Les accommodements raisonnables

Priorité et refus d’amalgame

Tribune libre - 2007

Il faut rappeler en réaction articulée à [cet article de Kamal El Batal->9402] que
la société québécoise minoritaire en Amérique du Nord ne peut que
manifester une sensibilité défensive envers toute situation qui
symboliquement ou réellement est susceptible de la menacer.
Les
accommodements selon certains faits référés depuis 11 mois ont su réactiver
ces réactions, mais en considérant toutefois la contribution précise de
certains médias et de M. Dumont dans cette affaire. Ce qui signifie donc : il
est exact que certains médias en ont profité pour exacerber le problème, je
pense ici à LCN-Québécor et au journaliste semi populiste Denis Lévesque
qui souvent, presque à chaque soir, a fait des accommodements une poudrière
opportune pour augmenter l’audience de la chaîne. Je pense aussi à Chorus
qui, comme toute radio commerciale (que ce soit à Montréal, Toronto ou New
York !), trouve ses profits qu’en mettant de l’huile sur le feu autour d’un
événement ou d’un phénomène.
Ce qui fait qu’un réseau radiophonique de ce type avide de scandales
préfabriqués cherchant toujours absolument la bête noire n’est certes
qu’une référence bien relative qui, malheureusement, n’en n’existe pas moins
mais sans représenter tout de même l’ensemble de l’opinion. Les Gilles
Proulx et Jacques Fabi qui sont parmi les voix les plus criardes ou
énervées de ces ondes malsaines ne seront jamais que des émetteurs
d’émotions primaires en quête de bouc émissaires. Cela est et sera toujours
minable.
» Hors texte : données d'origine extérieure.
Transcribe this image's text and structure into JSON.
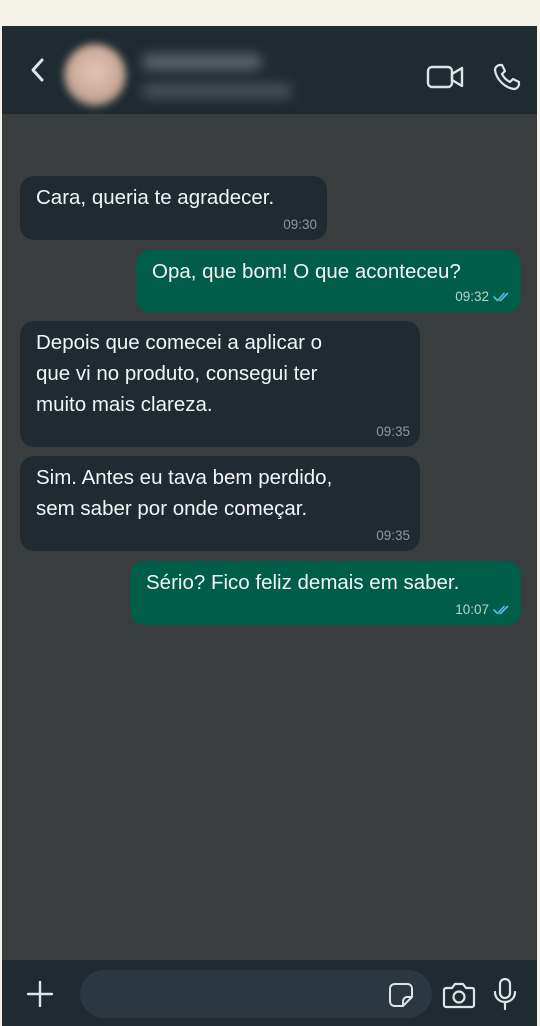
{
  "header": {
    "back_icon": "chevron-left-icon",
    "video_icon": "video-camera-icon",
    "phone_icon": "phone-icon"
  },
  "messages": [
    {
      "direction": "in",
      "text": "Cara, queria te agradecer.",
      "time": "09:30"
    },
    {
      "direction": "out",
      "text": "Opa, que bom! O que aconteceu?",
      "time": "09:32",
      "status": "read"
    },
    {
      "direction": "in",
      "text": "Depois que comecei a aplicar o\nque vi no produto, consegui ter\nmuito mais clareza.",
      "time": "09:35"
    },
    {
      "direction": "in",
      "text": "Sim. Antes eu tava bem perdido,\nsem saber por onde começar.",
      "time": "09:35"
    },
    {
      "direction": "out",
      "text": "Sério? Fico feliz demais em saber.",
      "time": "10:07",
      "status": "read"
    }
  ],
  "input_bar": {
    "placeholder": "",
    "plus_icon": "plus-icon",
    "sticker_icon": "sticker-icon",
    "camera_icon": "camera-icon",
    "mic_icon": "microphone-icon"
  },
  "colors": {
    "header_bg": "#1f2b31",
    "chat_bg": "#3a3d3d",
    "incoming_bubble": "#1f2b31",
    "outgoing_bubble": "#005d47",
    "read_tick": "#53bdeb"
  }
}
Monsieur El Batal, la femme stupide qui a insulté votre fils l’a
fait en tant que seule personne, et probablement que sa sottise est le
résultat de la sous-information à la Québécor ou encore de la non
information à la Chorus.
C’est pourquoi, Monsieur, il ne faut pas confondre en quelque sorte tout
le Québec avec des médias qui bien ou mal identifiés n’en valent peu ou pas
du tout la peine.
Ceci dit, il y a un malaise réel autour de la question du multiculturalisme
concernant l’avenir de la laïcité, le refus de voir surgir à Montréal des
milieux communautaires opaques, séparés entre les trois religions
monothéistes et de rester passif devant le retour de l’anglicisation de la
métropole québécoise. Je suis de ceux, par contre, qui, conscients de l’apport
positif francophone des haïtiens d’origine et des nouveaux arrivants
d’Afrique du Nord n’ont jamais été les premiers à monter sur les barricades au
sujet des accommodements raisonnables, et je sais que je ne suis pas le seul
à être surtout préoccupé par la question linguistique bien davantage que
par la question du port du voile chez les femmes de confession musulmane.
Québécois dits de "de souche" ou préférablement de culture franco-nord
américaine, nous savons en bonne partie qu’une population d’immigration n’est pas
à caractère unique. Dans le cas de l’Algérie, nous connaissons ici comme
ailleurs la tragédie qui a endeuillé toute cette nation et qui a forcé à
l’exil bon nombre d’individus fatigués de la guerre civile et de la tension
intégriste. Libanais, Algériens, Marocains et Tunisiens d’origine sont
incapables d’être fondamentalement, selon un folklorique amalgame,
terroristes ou intégristes. Qu’une minorité ou une proportion variable des
nouveaux arrivants en transition de québécisation soient fortement
pratiquants et que des arrangements doivent se négocier, c’est dans la
question, ce qui est en cause, tout en étant conscient que le plus important
du côté de l’immigration, qu’elle soit d’Afrique ou d’Europe, c’est de
s’assurer de son caractère francophone.
Pas par le ton mais par le fond de votre article, monsieur El Batal, je
suis d’accord avec vous pour considérer que la démographie est un problème
plus important que celui des accommodements, sans nier celui-ci.
Les Québécois ne sont pas des américains imprégnés d’impérialisme mais
nous ne sommes pas en général ni supérieurs ni inférieurs à la somme des
nations au sens large sur le plan éthique.
Ainsi, après l’ensemble de ce
que j’ai exprimé il ne faut pas oublier non plus que l’espèce humaine ici
au Québec, comme partout dans le monde, n’a jamais su trouver ce qu’on peut
appeler la paix dans le respect de la différence. Ce qui signifie que nous
somme tous NOUS HUMAINS plus ou moins intolérants, xénophobes, hostiles à
la différence d’autrui, conscients également pour certains d’entre nous que
les sociétés libérales (pas si démocratiques) sont surtout ouvertes pour le
marché mondial et très peu pour le raffermissement des liens sociaux
délabrés par un hyper individualisme qui aura engendré de lui-même un
multiculturalisme plutôt isolationniste.